綺麗なモノを摂取して、なんだが相変わらずとっ散らかっている。
「歓喜の歌 博物館惑星Ⅲ」(菅浩江/ハヤカワ文庫JA)読んだ。
- 作者:菅 浩江
- 発売日: 2020/08/20
- メディア: 単行本
sociologicls.hatenadiary.jp
連作短編だけど長編ぽい。ミステリ感増し増し。
今回は「デメテル」も割と出てくる。
工芸品に使われるタマムシの話、そして芸術品の真贋、写真作品の笑みの曇り、プラントハンターと製薬会社会長・・・等。
美とは、芸術とは・・・を通り越して、命とは、生とは。
今回、アフロディーテでの研究の為、或いは人間に遺伝子操作されて生まれた生物達を隔離した、”キプロス島”の存在が明らかになる。
此れを公開する事で、アフロディーテの素晴らしさを伝えたい・・・という話ではあるけれど、或る意味”残酷な美”なのかもしれない。
人間のエゴ。其れもまた芸術なんだろうか。ううむ。
とはいえ生み出されてしまった命は大切に、其れは其れで誰かの心を動かす存在なのであれば収蔵・公開されるモノなんだろう。
そして”触れる”とは。心とは。
「物理的なインターフェイスを持たないうちは、いくら直接接続されていても情動をプールするデータベースにしかすぎないってことだ」(p.147)とあるけど、インターフェイスが無くても、AIにはAIの触れ方、感じ方があるんやろね。
AI同士での伝え方が。
C2、良かったなぁ。流石美和子さん。
こちらも人間のエゴなのかもしれない、だけど生きる場所があって良かった。
木下が騙しの手口について健達に語っていた理由も、最後になれば解る。
本物に限りなく近い贋物が登場した場合、”どっちも本物”・・・てやっぱり違うような。
そして贋物って可哀想よなぁ。
本物は何かを表現したくて作られる、だが贋物は表現したいかではなく”他者に限りなく似せる為”に作られる。

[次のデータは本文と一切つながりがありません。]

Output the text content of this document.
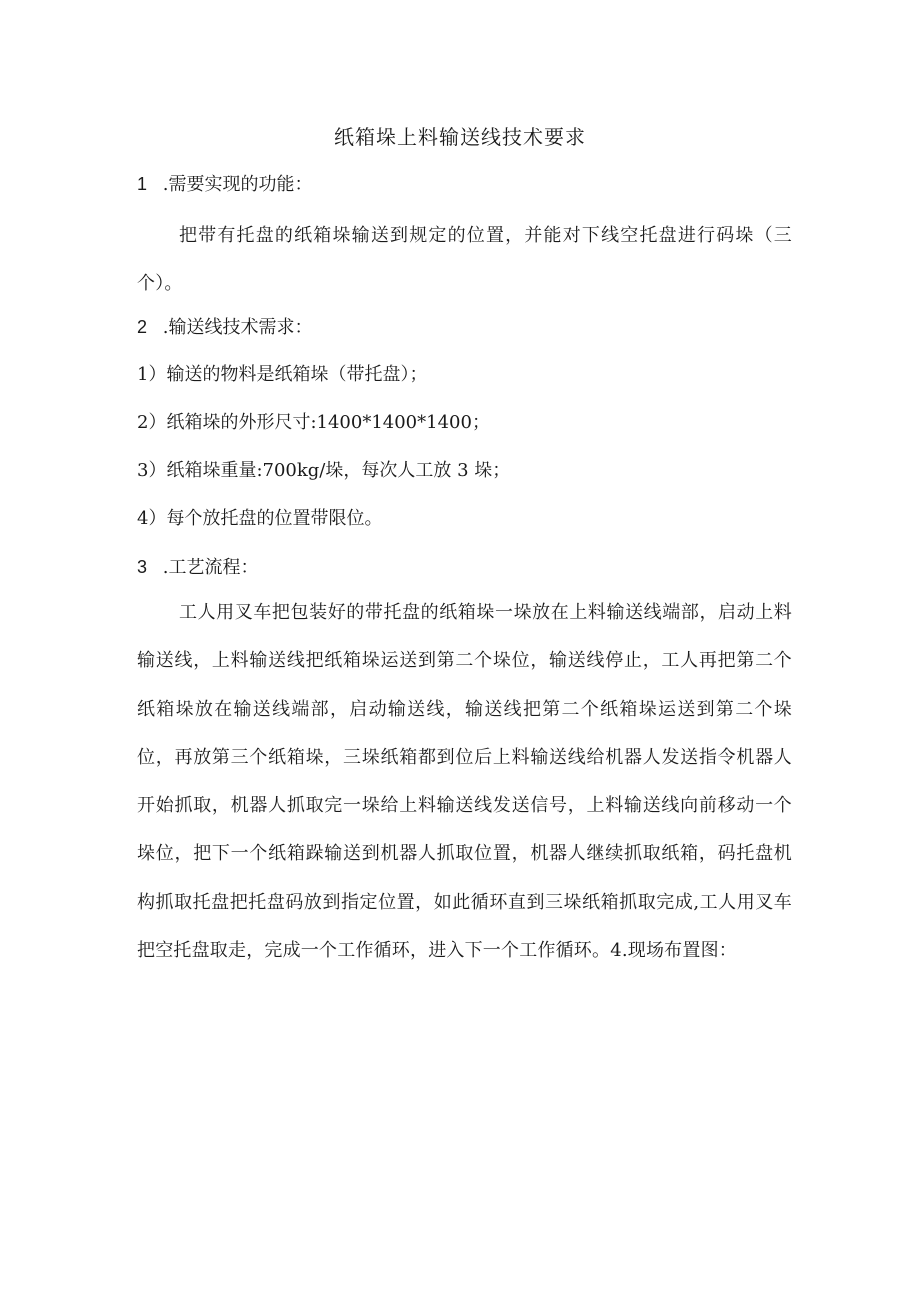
纸箱垛上料输送线技术要求
1 .需要实现的功能：
把带有托盘的纸箱垛输送到规定的位置，并能对下线空托盘进行码垛（三个）。
2 .输送线技术需求：
1）输送的物料是纸箱垛（带托盘）；
2）纸箱垛的外形尺寸:1400*1400*1400；
3）纸箱垛重量:700kg/垛，每次人工放 3 垛；
4）每个放托盘的位置带限位。
3 .工艺流程：
工人用叉车把包装好的带托盘的纸箱垛一垛放在上料输送线端部，启动上料输送线，上料输送线把纸箱垛运送到第二个垛位，输送线停止，工人再把第二个纸箱垛放在输送线端部，启动输送线，输送线把第二个纸箱垛运送到第二个垛位，再放第三个纸箱垛，三垛纸箱都到位后上料输送线给机器人发送指令机器人开始抓取，机器人抓取完一垛给上料输送线发送信号，上料输送线向前移动一个垛位，把下一个纸箱跺输送到机器人抓取位置，机器人继续抓取纸箱，码托盘机构抓取托盘把托盘码放到指定位置，如此循环直到三垛纸箱抓取完成,工人用叉车把空托盘取走，完成一个工作循环，进入下一个工作循环。4.现场布置图：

己自体が評価されるんじゃなく、”どこまで本物に似ているか”という観点でしか美しさを感じて貰えない。
それにしてもラストの美しさよ。
文章、物語の力って、凄い。
身も蓋も無い言い方をすれば文字の羅列、なのに其処から読む人の心に起こるのは映像、音楽、ショー。
読んでいて感動がわーっと目から脳から、全身へ。
ユーミンの「シャングリラⅡ」観た時と同じ感覚だった。
色んな姿をしているモノを総合的に集めた芸術を一つの形で描けるの、文章ならではなのかも。
でももっと体感したい。
物理的インターフェイスも想像する脳もあるのに、もっと触れたい!
何はともあれ、50周年のお祝いが無事出来て、よかった。
しかし此れで終わっちゃうのだとしたら、寂しい。
(其れが寂しくて「不見の月」読んですぐ「歓喜の歌」を読めなかった)
またアフロディーテの違う人の物語が書かれないだろうか。ちょっぴり健達が登場したりして。
相変わらずマシューがやらかしてんだろうな。